El vapor sube nuevamente entre las piedras volcánicas de nuestros tranquilos pedregales, en Palestina la erupción hace temblar ya los suelos. El flujo se acerca rápido y mortal en medio del silencio. El silencio, sin embargo, apunta Yuri Herrera, no es la ausencia de historia, es una historia oculta bajo una forma que es necesario descifrar.
El silencio convierte la muerte en normalidad. El genocidio del mundo será tan cínico que quedará perfectamente documentado. ¿Qué decimos cuando decimos “Viva Palestina Libre”?: ¡Ayuda, nuestros huesos se deshacen!: ¿Qué es este calor tan triste?,
el humo viene pronto y no hay mal que venga solo.
1 Del poema Para la voz de Vladimir Maiakovsky
Nota del autor:
En el presente ensayo se retoman las palabras de videos del genocidio en Palestina que circulan, terriblemente, en redes sociales.

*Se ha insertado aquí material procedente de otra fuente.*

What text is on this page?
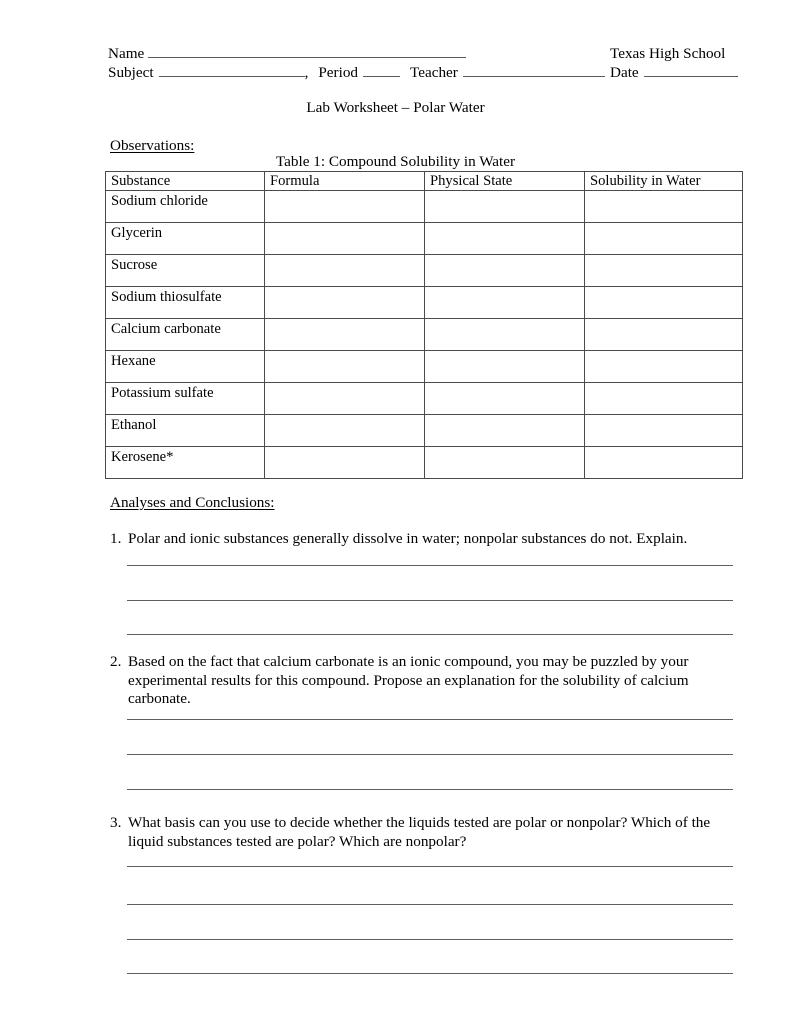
Name	Texas High School
Subject	, Period	Teacher	Date
Lab Worksheet – Polar Water
Observations:
Table 1: Compound Solubility in Water
Substance	Formula	Physical State	Solubility in Water
Sodium chloride			
Glycerin			
Sucrose			
Sodium thiosulfate			
Calcium carbonate			
Hexane			
Potassium sulfate			
Ethanol			
Kerosene*			
Analyses and Conclusions:
1. Polar and ionic substances generally dissolve in water; nonpolar substances do not. Explain.
2. Based on the fact that calcium carbonate is an ionic compound, you may be puzzled by your experimental results for this compound. Propose an explanation for the solubility of calcium carbonate.
3. What basis can you use to decide whether the liquids tested are polar or nonpolar? Which of the liquid substances tested are polar? Which are nonpolar?
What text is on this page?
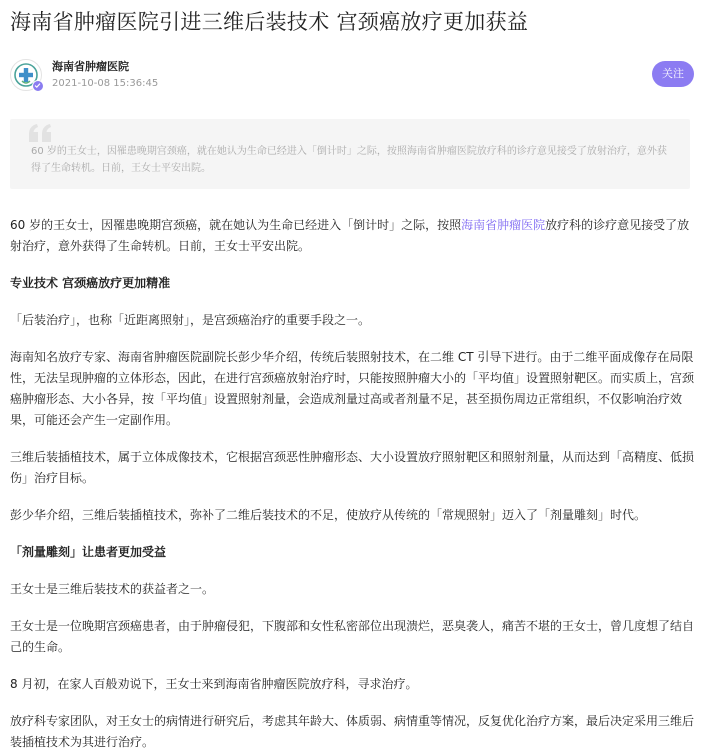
海南省肿瘤医院引进三维后装技术 宫颈癌放疗更加获益
海南省肿瘤医院
2021-10-08 15:36:45
关注

60 岁的王女士，因罹患晚期宫颈癌，就在她认为生命已经进入「倒计时」之际，按照海南省肿瘤医院放疗科的诊疗意见接受了放射治疗，意外获得了生命转机。日前，王女士平安出院。

60 岁的王女士，因罹患晚期宫颈癌，就在她认为生命已经进入「倒计时」之际，按照海南省肿瘤医院放疗科的诊疗意见接受了放射治疗，意外获得了生命转机。日前，王女士平安出院。

专业技术 宫颈癌放疗更加精准

「后装治疗」，也称「近距离照射」，是宫颈癌治疗的重要手段之一。

海南知名放疗专家、海南省肿瘤医院副院长彭少华介绍，传统后装照射技术，在二维 CT 引导下进行。由于二维平面成像存在局限性，无法呈现肿瘤的立体形态，因此，在进行宫颈癌放射治疗时，只能按照肿瘤大小的「平均值」设置照射靶区。而实质上，宫颈癌肿瘤形态、大小各异，按「平均值」设置照射剂量，会造成剂量过高或者剂量不足，甚至损伤周边正常组织，不仅影响治疗效果，可能还会产生一定副作用。

三维后装插植技术，属于立体成像技术，它根据宫颈恶性肿瘤形态、大小设置放疗照射靶区和照射剂量，从而达到「高精度、低损伤」治疗目标。

彭少华介绍，三维后装插植技术，弥补了二维后装技术的不足，使放疗从传统的「常规照射」迈入了「剂量雕刻」时代。

「剂量雕刻」让患者更加受益

王女士是三维后装技术的获益者之一。

王女士是一位晚期宫颈癌患者，由于肿瘤侵犯，下腹部和女性私密部位出现溃烂，恶臭袭人，痛苦不堪的王女士，曾几度想了结自己的生命。

8 月初，在家人百般劝说下，王女士来到海南省肿瘤医院放疗科，寻求治疗。

放疗科专家团队，对王女士的病情进行研究后，考虑其年龄大、体质弱、病情重等情况，反复优化治疗方案，最后决定采用三维后装插植技术为其进行治疗。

Se escribe alrededor de la función de cine que tuvo Gaza. La franja del exterminio el 7 de junio del 2024 en la Cineteca Nacional de México. La única función, lograda con resistencia, que hasta el momento ha ofrecido la institución.
También se escriben extractos de documentos y declaraciones de las Naciones Unidas.
En Palestina no hay volcanes pero, en el 2019, organizaciones pro-Palestina compararon Gaza con "un volcán a punto de estallar".
Ha pasado un año del inicio del genocidio, pero no todos seguimos mirando.